Teslim olup hapse girmeden önce Moran âşık olduğu kadına bir noktada şöyle söylüyor: “Şehirde insanlarla karşılaştığında sana sordukları ilk soru ‘Ne iş yapıyorsun?’ oluyor.” İnsan yaşamının, basamakları çıkılan bir kariyere indirgenmesine, şehrin keşmekeşinde başka yerlerde kaçırdıklarımıza dair ilk kez izlediğimiz bir fikir değil bu belki ama izleyici olarak dikkati korumanın giderek zorlaştığı bu çağda üç saat gibi korkutucu bir süreyi çoğunlukla çaktırmayan, dediklerindense yaptıklarıyla öne çıkan bir film Kabahatliler

En çok neyi sevdin?

Aynı film içinde bir sürü başka film izlemeyi sevdim.
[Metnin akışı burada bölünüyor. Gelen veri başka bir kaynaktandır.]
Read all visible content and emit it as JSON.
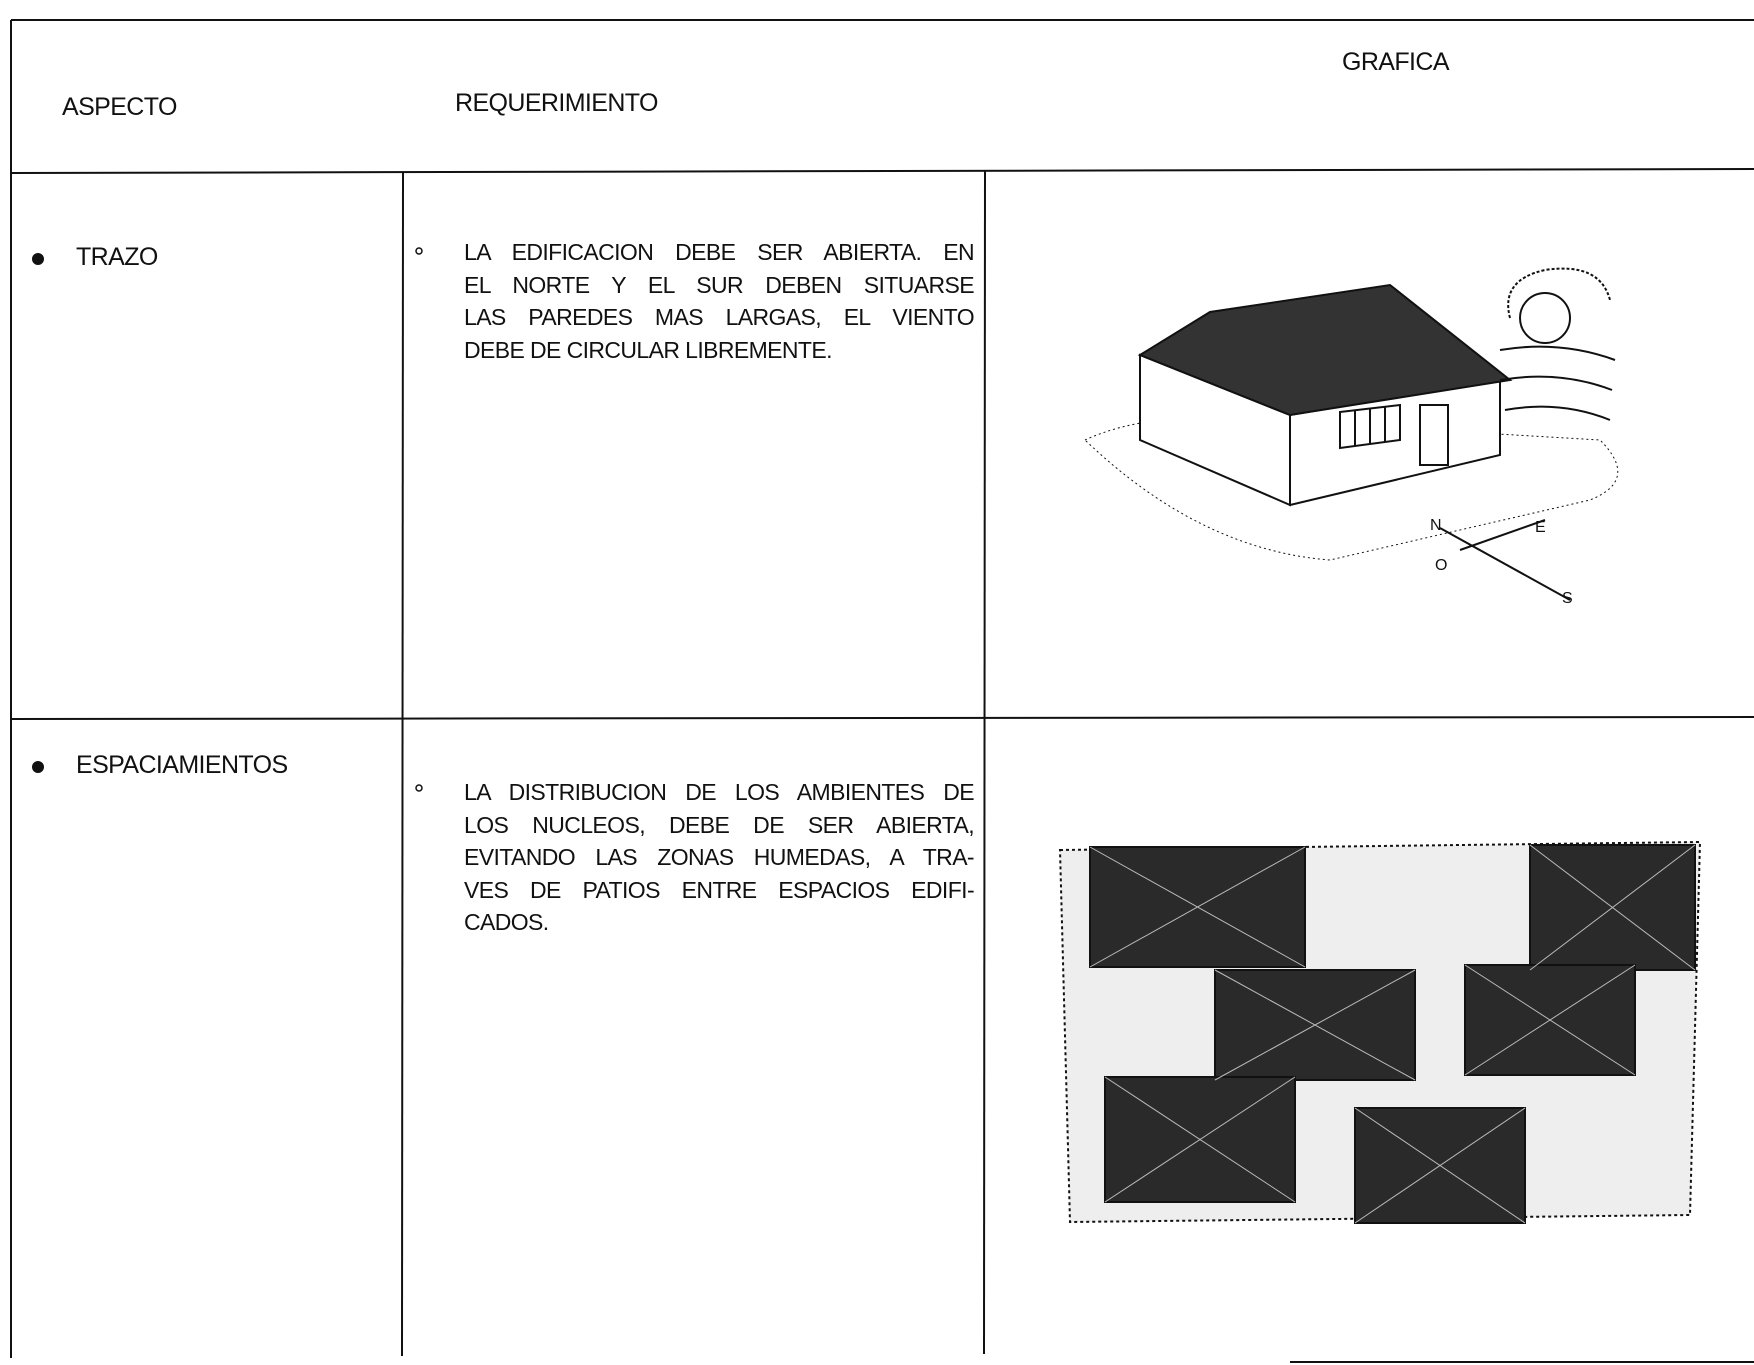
{
  "header": {
    "columns": [
      "ASPECTO",
      "REQUERIMIENTO",
      "GRAFICA"
    ]
  },
  "rows": [
    {
      "aspect": "TRAZO",
      "requirement": [
        "LA EDIFICACION DEBE SER ABIERTA. EN",
        "EL NORTE Y EL SUR DEBEN SITUARSE",
        "LAS PAREDES MAS LARGAS, EL VIENTO",
        "DEBE DE CIRCULAR LIBREMENTE."
      ]
    },
    {
      "aspect": "ESPACIAMIENTOS",
      "requirement": [
        "LA DISTRIBUCION DE LOS AMBIENTES DE",
        "LOS NUCLEOS, DEBE DE SER ABIERTA,",
        "EVITANDO LAS ZONAS HUMEDAS, A TRA-",
        "VES DE PATIOS ENTRE ESPACIOS EDIFI-",
        "CADOS."
      ]
    }
  ]
}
Bir suç gerilimi olarak başlayıp karakterlerine ve motivasyona iyice alıştırdıktan sonra onlarla oynaması, geçirdikleri evrimi çeşitli anlatı unsurlarıyla sunması, yepyeni bir şey anlatmasa da kolaya kaçan bir sistem eleştirisi hatasına düşmeden riskler alabilmesiyle 2023 sineması içinde akılda kalacak işlerden biri. 

En az neyi sevdin?

Filmin pek de gerekli bulmadığım şekilde iki parçaya bölünmesi. Sinemada ekrana yazıyla başlık atmak suretiyle yapılan epizodik anlatımı, eğer zaman ya da mekânsal olarak izleyiciyi yeni bir anlam dünyasına taşımıyor ya da önceki bölüme paralel başka bir gerçekliğe evrilmiyorsa yabancılaştıran bir tercih olarak görüyorum. Bu film özelinde de zaten sürekli kılık değiştiren ve bir yerden sonra bu numarasını bilinçli olarak açık ederken, neden ikiye bölündüğü sorusu bende muamma olarak kalacak.  

Kimler sever?  

Anaakım ve klasik anlatının antitezi olarak ortaya çıkan, günlük sıradana ve “öylesineliğe” övgünün kalesi Fransız Yeni Dalgası’nı sevenleri buraya rahatlıkla alabiliriz.